Sunday, 19 June 2011


From the Napoleonic Wars until the end of World War II, France has tried to counterbalance central Europe, first Prussia and after 1870 Germany by various alliance systems that rarely achieved their goal. For its part, first Prussia and then Germany realized that it could not achieve the economic, political and military greatness it sought unless it neutralized not just France, but England and Russia as well. Otto von Bismarck achieved that  goal only temporarily, but it became unraveled after Kaiser Wilhelm II dismissed him in 1890. Bismarck's success rested in his grasp of Germany's powers and its limitations; a balance that the Kaiser failed to grasp.

In 2011, Chancellor Angela Merkel either fails to grasp or refuses owing to political and economic pressures that it is impossible for Germany to retain its power unless its leaders have a realistic assessment of its limitations. One limitation is that Germany is part of a union that has benefits for the economy during economic expansion and costs during contracting cycles. Germany's corporations essentially benefit by having the entire Eurozone at their disposal. Everything from supermarkets to submarines made in Germany is sold to the other Eurozone members and help to strengthen the German economy. In fact, the Eurozone is base from which Germany competes on a global scale.

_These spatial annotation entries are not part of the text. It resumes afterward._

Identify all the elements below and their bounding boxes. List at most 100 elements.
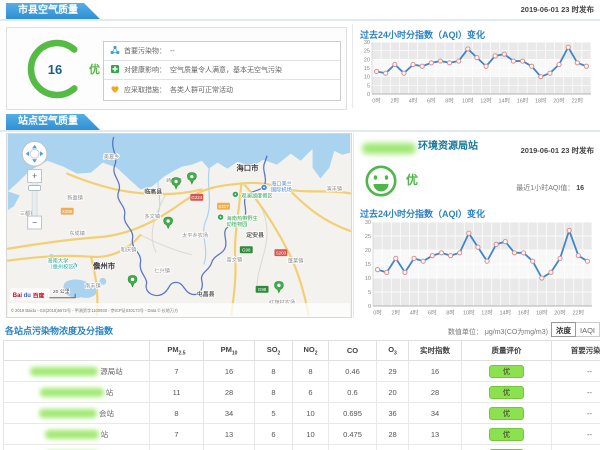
svg-text:du: du xyxy=(24,293,32,299)
map-label: 临高县 xyxy=(144,187,162,195)
pollutant-table: PM2.5PM10SO2NO2COO3实时指数质量评价首要污染物源局站71688… xyxy=(3,340,600,450)
baidu-map-svg[interactable]: G224S203G98G98S317X308海口市儋州市临高县定安县屯昌县美夏乡… xyxy=(7,134,351,317)
road-shield: G98 xyxy=(256,286,269,293)
air-quality-dashboard: 市县空气质量 2019-06-01 23 时发布 16 优 首要污染物：--对健… xyxy=(0,0,600,450)
svg-text:G98: G98 xyxy=(242,248,251,253)
svg-text:8时: 8时 xyxy=(446,309,455,317)
svg-text:14时: 14时 xyxy=(500,309,512,317)
value-cell: 6 xyxy=(293,382,329,403)
value-cell: 11 xyxy=(150,382,204,403)
table-header-row: PM2.5PM10SO2NO2COO3实时指数质量评价首要污染物 xyxy=(4,341,600,361)
unit-note: 数值单位： μg/m3(CO为mg/m3) xyxy=(400,327,548,337)
poi-green-icon[interactable] xyxy=(232,191,238,197)
pollutant-icon xyxy=(110,42,120,60)
latest-aqi-value: 16 xyxy=(576,185,584,192)
grade-cell: 优 xyxy=(462,424,552,445)
grade-cell: 优 xyxy=(462,382,552,403)
value-cell: 0.6 xyxy=(329,382,377,403)
table-row: 源局站716880.462916优-- xyxy=(4,361,600,382)
map-label: 太平乡农场 xyxy=(182,231,208,239)
svg-text:10: 10 xyxy=(364,75,370,81)
svg-text:0时: 0时 xyxy=(373,309,382,317)
info-value: -- xyxy=(170,48,175,55)
aqi-line-chart-svg: 0510152025300时2时4时6时8时10时12时14时16时18时20时… xyxy=(357,39,595,105)
svg-text:12时: 12时 xyxy=(481,309,493,317)
primary-pollutant-cell: -- xyxy=(552,403,600,424)
column-header: PM2.5 xyxy=(150,341,204,361)
info-label: 应采取措施： xyxy=(124,85,166,95)
value-cell: 34 xyxy=(204,403,255,424)
value-cell: 21 xyxy=(293,445,329,450)
grade-cell: 优 xyxy=(462,445,552,450)
column-header: SO2 xyxy=(255,341,293,361)
poi-green-icon[interactable] xyxy=(217,214,223,220)
city-publish-time: 2019-06-01 23 时发布 xyxy=(521,4,594,15)
station-name-suffix: 会站 xyxy=(99,409,114,418)
table-section-title: 各站点污染物浓度及分指数 xyxy=(5,324,113,337)
svg-text:10时: 10时 xyxy=(463,309,475,317)
svg-text:X308: X308 xyxy=(62,209,73,214)
svg-text:14时: 14时 xyxy=(499,97,511,105)
tab-station-air-quality: 站点空气质量 xyxy=(6,114,100,130)
value-cell: 36 xyxy=(377,403,409,424)
svg-text:+: + xyxy=(32,171,37,181)
column-header: 实时指数 xyxy=(409,341,462,361)
svg-text:20时: 20时 xyxy=(554,309,566,317)
map-copyright: © 2019 Baidu - GS(2018)5572号 - 甲测资字11009… xyxy=(11,307,178,313)
station-name-suffix: 源局站 xyxy=(100,367,123,376)
station-name: 环境资源局站 xyxy=(418,137,478,152)
value-cell: 28 xyxy=(377,424,409,445)
primary-pollutant-cell: -- xyxy=(552,361,600,382)
info-value: 各类人群可正常活动 xyxy=(170,85,233,95)
grade-badge: 优 xyxy=(489,365,525,378)
baidu-logo: Baidu百度 xyxy=(10,288,50,300)
value-cell: 9 xyxy=(377,445,409,450)
map-label: 海口美兰国际机场 xyxy=(271,179,292,193)
svg-text:S203: S203 xyxy=(276,250,287,255)
station-map[interactable]: G224S203G98G98S317X308海口市儋州市临高县定安县屯昌县美夏乡… xyxy=(6,133,352,318)
aqi-info-row: 首要污染物：-- xyxy=(104,42,340,61)
map-label: 海口市 xyxy=(236,163,259,173)
svg-text:20: 20 xyxy=(364,57,370,63)
svg-text:4时: 4时 xyxy=(410,309,419,317)
table-row: 站9246210.181924优-- xyxy=(4,445,600,450)
value-cell: 7 xyxy=(150,361,204,382)
map-label: 演丰镇 xyxy=(326,184,342,192)
column-header: O3 xyxy=(377,341,409,361)
value-cell: 8 xyxy=(255,382,293,403)
toggle-iaqi[interactable]: IAQI xyxy=(575,322,600,337)
svg-text:20 公里: 20 公里 xyxy=(53,289,70,295)
grade-badge: 优 xyxy=(489,386,525,399)
poi-air-icon[interactable] xyxy=(261,184,267,190)
aqi-grade-label: 优 xyxy=(89,61,100,77)
grade-badge: 优 xyxy=(489,407,525,420)
map-label: 新盈镇 xyxy=(67,193,83,201)
toggle-concentration[interactable]: 浓度 xyxy=(551,322,576,337)
info-value: 空气质量令人满意，基本无空气污染 xyxy=(170,65,282,75)
value-cell: 28 xyxy=(204,382,255,403)
svg-text:10时: 10时 xyxy=(462,97,474,105)
svg-text:−: − xyxy=(32,218,37,228)
value-cell: 5 xyxy=(255,403,293,424)
value-cell: 28 xyxy=(409,382,462,403)
station-name-cell: 会站 xyxy=(4,403,150,424)
svg-text:22时: 22时 xyxy=(573,309,585,317)
primary-pollutant-cell: -- xyxy=(552,382,600,403)
value-cell: 0.695 xyxy=(329,403,377,424)
svg-text:18时: 18时 xyxy=(535,97,547,105)
value-cell: 10 xyxy=(293,403,329,424)
value-cell: 16 xyxy=(204,361,255,382)
station-name-cell: 站 xyxy=(4,424,150,445)
road-shield: S317 xyxy=(217,203,230,210)
value-cell: 29 xyxy=(377,361,409,382)
divider xyxy=(0,130,600,132)
value-cell: 6 xyxy=(255,445,293,450)
divider xyxy=(0,19,600,21)
value-cell: 9 xyxy=(150,445,204,450)
map-label: 多文镇 xyxy=(144,212,160,220)
grade-cell: 优 xyxy=(462,403,552,424)
city-aqi-panel: 16 优 首要污染物：--对健康影响：空气质量令人满意，基本无空气污染应采取措施… xyxy=(6,27,347,110)
map-label: 定安县 xyxy=(245,231,264,239)
value-cell: 6 xyxy=(255,424,293,445)
map-pan-control[interactable] xyxy=(22,141,47,166)
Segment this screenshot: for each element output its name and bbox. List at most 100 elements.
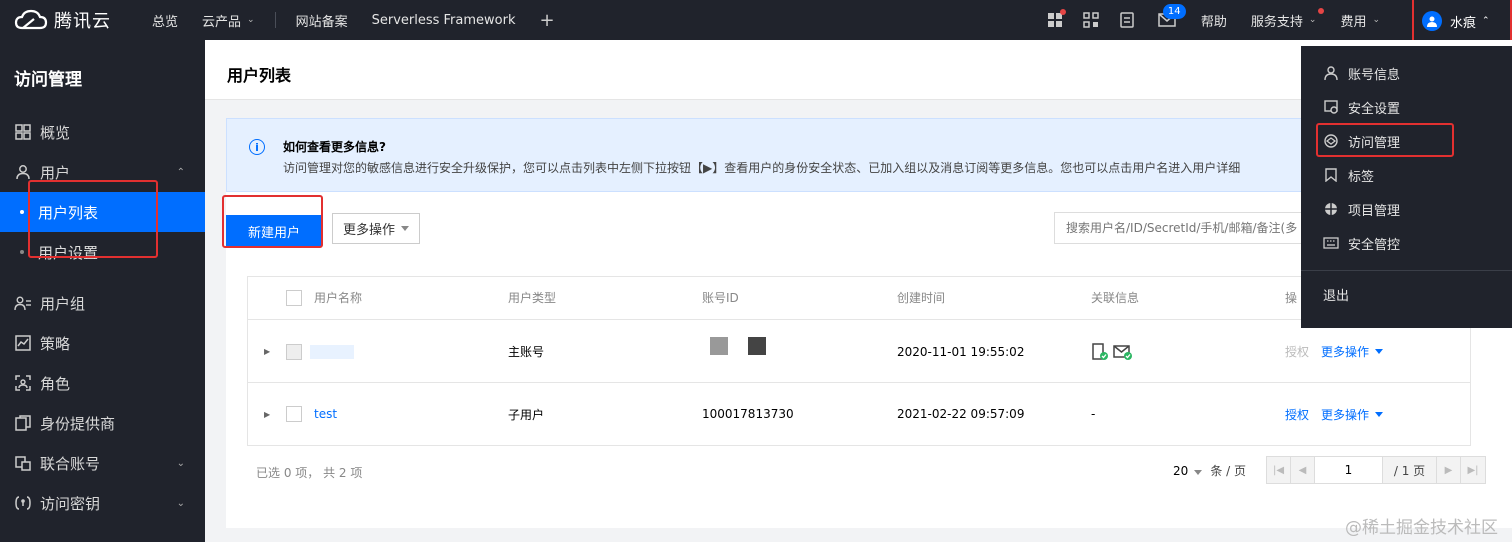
sidebar-item-groups[interactable]: 用户组 xyxy=(0,283,205,323)
menu-item-security-settings[interactable]: 安全设置 xyxy=(1301,90,1512,124)
select-all-cell xyxy=(286,277,302,319)
search-input[interactable] xyxy=(1054,212,1314,244)
top-bar: 腾讯云 总览 云产品 ⌄ 网站备案 Serverless Framework + … xyxy=(0,0,1512,45)
logo-text: 腾讯云 xyxy=(54,11,111,32)
next-page-icon[interactable]: ▶ xyxy=(1437,457,1461,483)
select-all-checkbox[interactable] xyxy=(286,290,302,306)
federated-account-icon xyxy=(14,454,32,472)
role-icon xyxy=(14,374,32,392)
expand-row-button[interactable]: ▶ xyxy=(264,383,270,445)
document-button[interactable] xyxy=(1109,0,1145,40)
user-group-icon xyxy=(14,294,32,312)
row-more-actions[interactable]: 更多操作 xyxy=(1321,383,1384,445)
page-size-value: 20 xyxy=(1173,463,1189,478)
account-id-cell xyxy=(710,315,786,376)
sidebar-item-federated-account[interactable]: 联合账号 ⌄ xyxy=(0,443,205,483)
checkbox-cell xyxy=(286,383,302,445)
menu-item-security-control[interactable]: 安全管控 xyxy=(1301,226,1512,260)
sidebar-item-overview[interactable]: 概览 xyxy=(0,112,205,152)
grid-button[interactable] xyxy=(1037,0,1073,40)
user-account-menu[interactable]: 水痕 ⌃ xyxy=(1412,0,1512,45)
page-number-input[interactable]: 1 xyxy=(1315,457,1383,483)
sidebar-item-label: 访问密钥 xyxy=(40,494,101,513)
created-time-cell: 2020-11-01 19:55:02 xyxy=(897,344,1025,359)
menu-item-account-info[interactable]: 账号信息 xyxy=(1301,56,1512,90)
account-id-cell: 100017813730 xyxy=(702,407,794,421)
caret-down-icon xyxy=(401,226,409,231)
notification-dot xyxy=(1059,9,1066,15)
user-icon xyxy=(14,163,32,181)
page-size-select[interactable]: 20 条 / 页 xyxy=(1173,462,1246,479)
user-table: 用户名称 用户类型 账号ID 创建时间 关联信息 操 ▶ 主账号 2020-11… xyxy=(247,276,1471,446)
document-icon xyxy=(1120,12,1134,28)
sidebar-item-access-keys[interactable]: 访问密钥 ⌄ xyxy=(0,483,205,523)
row-checkbox[interactable] xyxy=(286,406,302,422)
row-more-actions[interactable]: 更多操作 xyxy=(1321,321,1384,382)
authorize-link-disabled: 授权 xyxy=(1285,345,1310,359)
user-icon xyxy=(1427,16,1437,27)
pager-controls: |◀ ◀ 1 / 1 页 ▶ ▶| xyxy=(1266,456,1486,484)
mail-button[interactable]: 14 xyxy=(1145,0,1189,40)
nav-overview[interactable]: 总览 xyxy=(140,0,190,40)
per-page-label: 条 / 页 xyxy=(1210,463,1246,478)
user-dropdown-menu: 账号信息 安全设置 访问管理 标签 项目管理 安全管控 退出 xyxy=(1301,46,1512,328)
header-created-time: 创建时间 xyxy=(897,290,946,305)
first-page-icon[interactable]: |◀ xyxy=(1267,457,1291,483)
selection-summary: 已选 0 项， 共 2 项 xyxy=(256,466,363,480)
caret-right-icon: ▶ xyxy=(264,409,271,419)
cloud-logo-icon xyxy=(14,9,48,30)
nav-icp[interactable]: 网站备案 xyxy=(284,0,360,40)
row-checkbox xyxy=(286,343,302,360)
highlight-box-access-management xyxy=(1316,123,1454,157)
tencent-cloud-logo[interactable]: 腾讯云 xyxy=(0,7,140,33)
bullet-icon xyxy=(20,250,24,254)
billing-label: 费用 xyxy=(1340,14,1367,30)
info-icon: i xyxy=(249,139,265,155)
table-row: ▶ 主账号 2020-11-01 19:55:02 授权 更多操作 xyxy=(248,321,1470,383)
redacted-block xyxy=(748,336,766,355)
user-name: 水痕 xyxy=(1450,15,1477,31)
menu-item-logout[interactable]: 退出 xyxy=(1301,277,1512,311)
associated-info-cell xyxy=(1091,321,1133,382)
dashboard-icon xyxy=(14,123,32,141)
help-link[interactable]: 帮助 xyxy=(1189,0,1239,40)
nav-products-label: 云产品 xyxy=(202,14,242,30)
phone-verified-icon xyxy=(1092,342,1108,360)
qrcode-button[interactable] xyxy=(1073,0,1109,40)
menu-item-project-management[interactable]: 项目管理 xyxy=(1301,192,1512,226)
chevron-up-icon: ⌃ xyxy=(176,166,185,178)
sidebar-item-label: 策略 xyxy=(40,334,71,353)
notification-dot xyxy=(1318,8,1325,14)
total-pages: / 1 页 xyxy=(1383,457,1437,483)
nav-divider xyxy=(274,12,276,28)
menu-item-label: 安全设置 xyxy=(1348,101,1401,117)
blurred-username xyxy=(310,344,354,359)
username-link[interactable]: test xyxy=(314,383,337,445)
chevron-down-icon: ⌄ xyxy=(1308,15,1317,25)
redacted-block xyxy=(710,336,728,355)
nav-products[interactable]: 云产品 ⌄ xyxy=(190,0,267,40)
menu-item-label: 标签 xyxy=(1348,169,1375,185)
menu-item-tags[interactable]: 标签 xyxy=(1301,158,1512,192)
sidebar-item-roles[interactable]: 角色 xyxy=(0,363,205,403)
chevron-down-icon: ⌄ xyxy=(247,15,255,25)
authorize-link[interactable]: 授权 xyxy=(1285,383,1309,445)
email-verified-icon xyxy=(1113,344,1132,360)
more-actions-label: 更多操作 xyxy=(342,223,395,238)
billing-menu[interactable]: 费用 ⌄ xyxy=(1328,0,1392,40)
nav-serverless[interactable]: Serverless Framework xyxy=(360,0,528,40)
service-support-menu[interactable]: 服务支持 ⌄ xyxy=(1239,0,1329,40)
add-shortcut-button[interactable]: + xyxy=(527,0,566,40)
chevron-down-icon: ⌄ xyxy=(176,497,185,509)
qrcode-icon xyxy=(1083,12,1099,28)
header-actions: 操 xyxy=(1285,290,1298,305)
last-page-icon[interactable]: ▶| xyxy=(1461,457,1485,483)
sidebar-item-identity-provider[interactable]: 身份提供商 xyxy=(0,403,205,443)
more-actions-button[interactable]: 更多操作 xyxy=(332,213,420,244)
caret-right-icon: ▶ xyxy=(264,347,271,356)
expand-row-button[interactable]: ▶ xyxy=(264,321,270,382)
prev-page-icon[interactable]: ◀ xyxy=(1291,457,1315,483)
sidebar-item-policies[interactable]: 策略 xyxy=(0,323,205,363)
row-more-actions-label: 更多操作 xyxy=(1321,345,1370,359)
mail-count-badge: 14 xyxy=(1162,4,1186,19)
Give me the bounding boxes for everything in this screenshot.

The situation is not very different for France under Sarkozy. As Germany's Eurozone partner, France dominates Europe's markets and draws capital from the periphery to the core because it has a dominant role in banking and other businesses. Without the benefit of the 'backyard markets' in Europe, France would not be able to be competitive on a world scale. Both France and Germany appreciate the benefits of EU trade and monetary integration, but neither is anxious to incur costs associated with bailouts for periphery countries. Moreover, neither France nor Germany is able to see that it is so deeply integrated with the EU periphery that a structural problem in one of the EU members can potentially act as a 'Lehman Brothers-type' of domino and bring down the entire world economy.

When Greece, Ireland, Portugal, and Spain, all economies thoroughly integrated into the Eurozone economy, and within that into the German and French economies become financially insolvent as they have been since 2010, 'patron-states' France and Germany feel the pain of asking their taxpayers to bail out banks that own bonds from the periphery debtor nations.

The Eurozone (monetary union) has forced both France and Germany to cooperate out of self-interest. The problems in the periphery - Greece, Ireland, Portugal and Spain - are forcing France and Germany to recognize that they must on occasion examine the limitations of their power and realize that acting as EU members only during economic expansion cycles will not solve structural problems that arise during contacting cycles.

The world economy could lapse into a double-dip recession, or it could emerge stronger for the rest of the decade. This is a political decision on the part of Germany and France, strongly encouraged by US, China, and IMF to assume the responsibility of their roles as EU core members for the periphery. If they allow Greece to default, and that may very well be the case in a year or two, what does that say about the integrity of the monetary union, what does that say about Franco-German leadership, where does that leave the world economy? Failure to grasp both potential power and limitations is very dangerous for France and Germany, and just as bad are the consequences for the world economy.